SSM, EC2, IAM, CloudWatch, and other buzzwords.
In one of my previous posts I demonstrated the use of AWS Secrets Manager for securely keeping and maintaining the state of a Laravel application .env file.
Storing it is one thing - but how do you inform the Laravel application of the updated .env file when the secret changes? SSH-ing into each ephemeral EC2 instance is a nightmare: there has to be a better way.
Enter the automator #
Making use of CloudWatch Events we can trigger a Systems Manager command whenever the secret is updated.
The first thing we need to do is define the event pattern in CloudWatch Events.
{
"detail": {
"eventName": [
"PutSecretValue"
],
"eventSource": [
"secretsmanager.amazonaws.com"
],
"requestParameters": {
"secretId": [
"arn:aws:secretsmanager:<your region>:<your account id>:secret:<your secret ID>"
]
}
},
"detail-type": [
"AWS API Call via CloudTrail"
],
"source": [
"aws.secretsmanager"
]
}
The next step is to add a target.

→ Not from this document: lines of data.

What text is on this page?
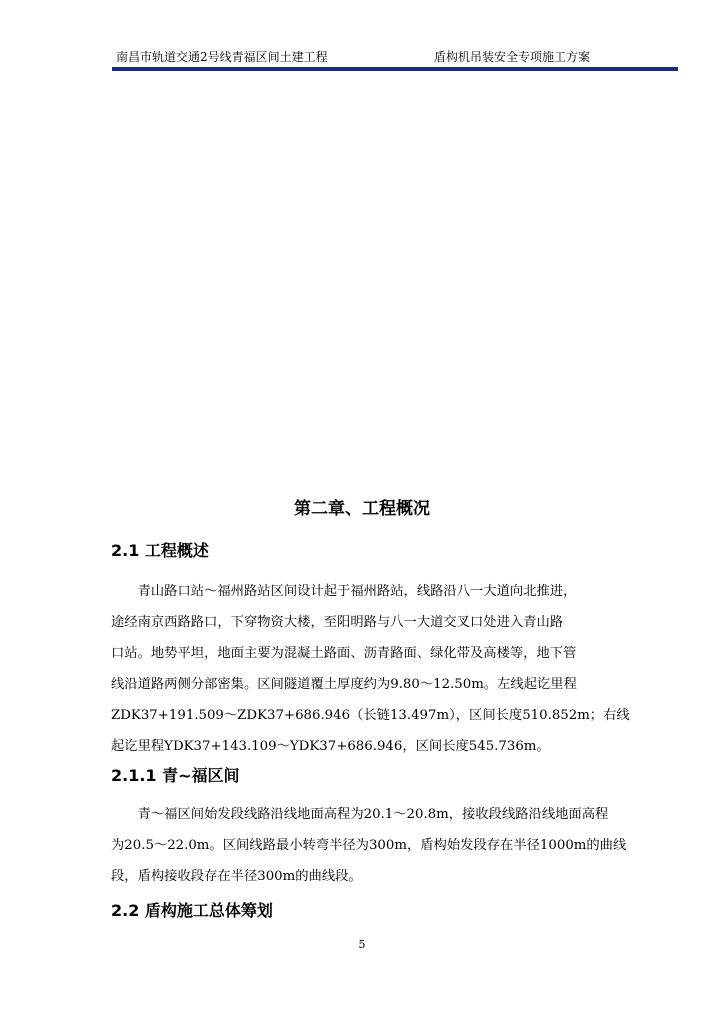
南昌市轨道交通2号线青福区间土建工程	盾构机吊装安全专项施工方案
第二章、工程概况
2.1 工程概述
　　青山路口站～福州路站区间设计起于福州路站，线路沿八一大道向北推进，
途经南京西路路口，下穿物资大楼，至阳明路与八一大道交叉口处进入青山路
口站。地势平坦，地面主要为混凝土路面、沥青路面、绿化带及高楼等，地下管
线沿道路两侧分部密集。区间隧道覆土厚度约为9.80～12.50m。左线起讫里程
ZDK37+191.509～ZDK37+686.946（长链13.497m），区间长度510.852m；右线
起讫里程YDK37+143.109～YDK37+686.946，区间长度545.736m。
2.1.1 青~福区间
　　青～福区间始发段线路沿线地面高程为20.1～20.8m，接收段线路沿线地面高程
为20.5～22.0m。区间线路最小转弯半径为300m，盾构始发段存在半径1000m的曲线
段，盾构接收段存在半径300m的曲线段。
2.2 盾构施工总体筹划
5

Being AWS there are dozens of options available - in this example, I’m going to use AWS Systems Manager to run a command on the EC2 instances that are affected by this updated secret.

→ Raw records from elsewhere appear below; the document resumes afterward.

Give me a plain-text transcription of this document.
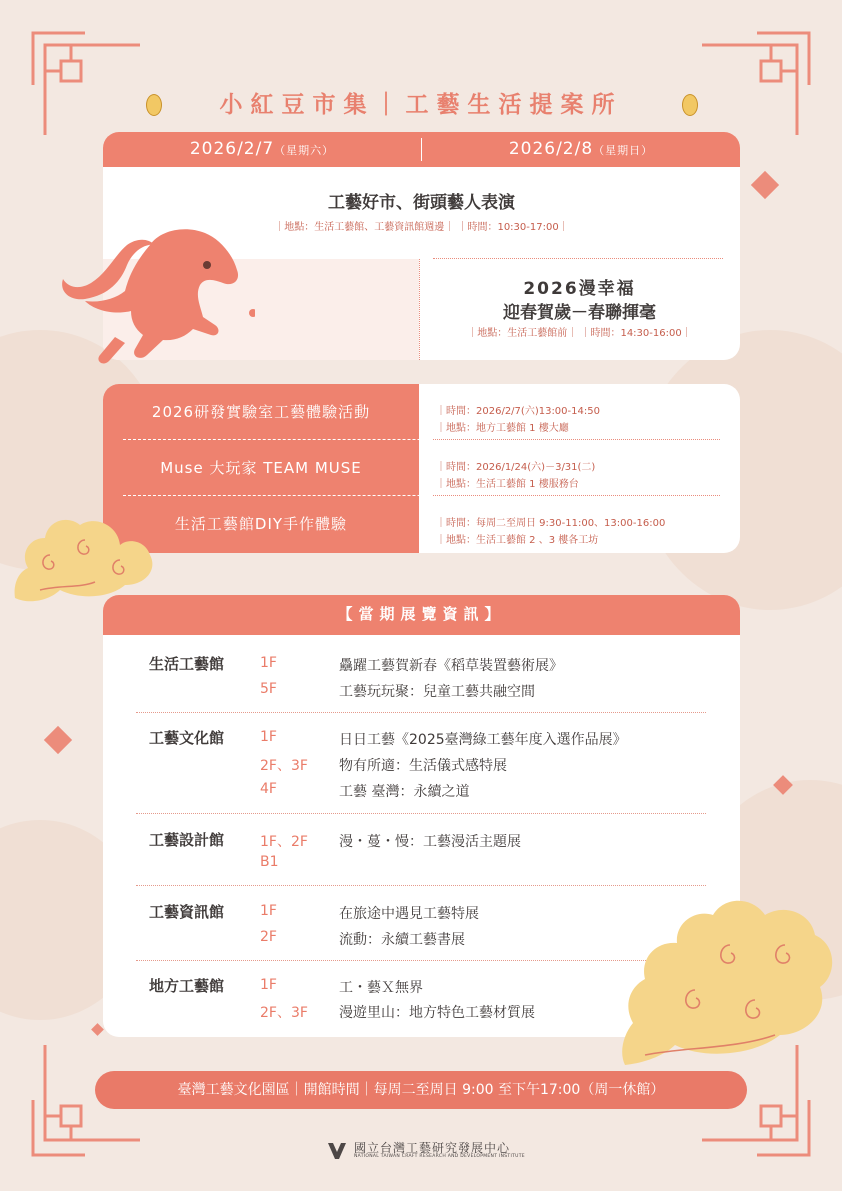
小紅豆市集｜工藝生活提案所
2026/2/7（星期六）	2026/2/8（星期日）
工藝好市、街頭藝人表演
｜地點：生活工藝館、工藝資訊館週邊｜ ｜時間：10:30-17:00｜
2026漫幸福
迎春賀歲－春聯揮毫
｜地點：生活工藝館前｜ ｜時間：14:30-16:00｜
2026研發實驗室工藝體驗活動	｜時間：2026/2/7(六)13:00-14:50
｜地點：地方工藝館 1 樓大廳
Muse 大玩家 TEAM MUSE	｜時間：2026/1/24(六)－3/31(二)
｜地點：生活工藝館 1 樓服務台
生活工藝館DIY手作體驗	｜時間：每周二至周日 9:30-11:00、13:00-16:00
｜地點：生活工藝館 2 、3 樓各工坊
【當期展覽資訊】
生活工藝館	1F	驫躍工藝賀新春《稻草裝置藝術展》
5F	工藝玩玩聚：兒童工藝共融空間
工藝文化館	1F	日日工藝《2025臺灣綠工藝年度入選作品展》
2F、3F 物有所適：生活儀式感特展
4F	工藝 臺灣：永續之道
工藝設計館	1F、2F 漫・蔓・慢：工藝漫活主題展
B1
工藝資訊館	1F	在旅途中遇見工藝特展
2F	流動：永續工藝書展
地方工藝館	1F	工・藝Ｘ無界
2F、3F 漫遊里山：地方特色工藝材質展
臺灣工藝文化園區｜開館時間｜每周二至周日 9:00 至下午17:00（周一休館）
國立台灣工藝研究發展中心
NATIONAL TAIWAN CRAFT RESEARCH AND DEVELOPMENT INSTITUTE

This requires an IAM role that CloudWatch can use, with an IAM policy that enables SSM and EC2 functionality.
For best results shake before opening and ensure that you are adhering to the principle of least privilege.
{
"Version": "2012-10-17",
"Statement": [
{
"Action": [
"ssm:ListDocuments",
"ssm:ListDocumentsVersions",
"ssm:DescribeDocument",
"ssm:GetDocument",
"ssm:DescribeInstanceInformation",
"ssm:DescribeDocumentParameters",
"ssm:DescribeInstanceProperties"
],
"Effect": "Allow",
"Resource": "*"
},
{
"Action": "ssm:SendCommand",
"Effect": "Allow",
"Resource": [
"arn:aws:ec2:ap-southeast-2:*:instance/*",
"arn:aws:ssm:ap-southeast-2:*:document/*"
]
},
{
"Action": [
"ssm:CancelCommand",
"ssm:ListCommands",
"ssm:ListCommandInvocations"
],
"Effect": "Allow",
"Resource": "*"
},
{
"Action": "ec2:DescribeInstanceStatus",
"Effect": "Allow",
"Resource": "*"
},
{
"Action": "ssm:StartAutomationExecution",
"Effect": "Allow",
"Resource": [
"arn:aws:ssm:::automation-definition/"
]
},
{
"Action": "ssm:DescribeAutomationExecutions ",
"Effect": "Allow",
"Resource": [
"*"
]
},
{
"Action": [
"ssm:StopAutomationExecution",
"ssm:GetAutomationExecution"
],
"Effect": "Allow",
"Resource": [
"arn:aws:ssm:::automation-execution/"
]
}
]
}
Of course, this assumes that you have onboarded your EC2 instances into AWS Systems Manager.
TL;DR #
The upside of all of this is that whenever a specific AWS Secrets Manager secret is updated a bash command is executed on a specific group of EC2 instances (identified by a tag). I think that’s pretty cool!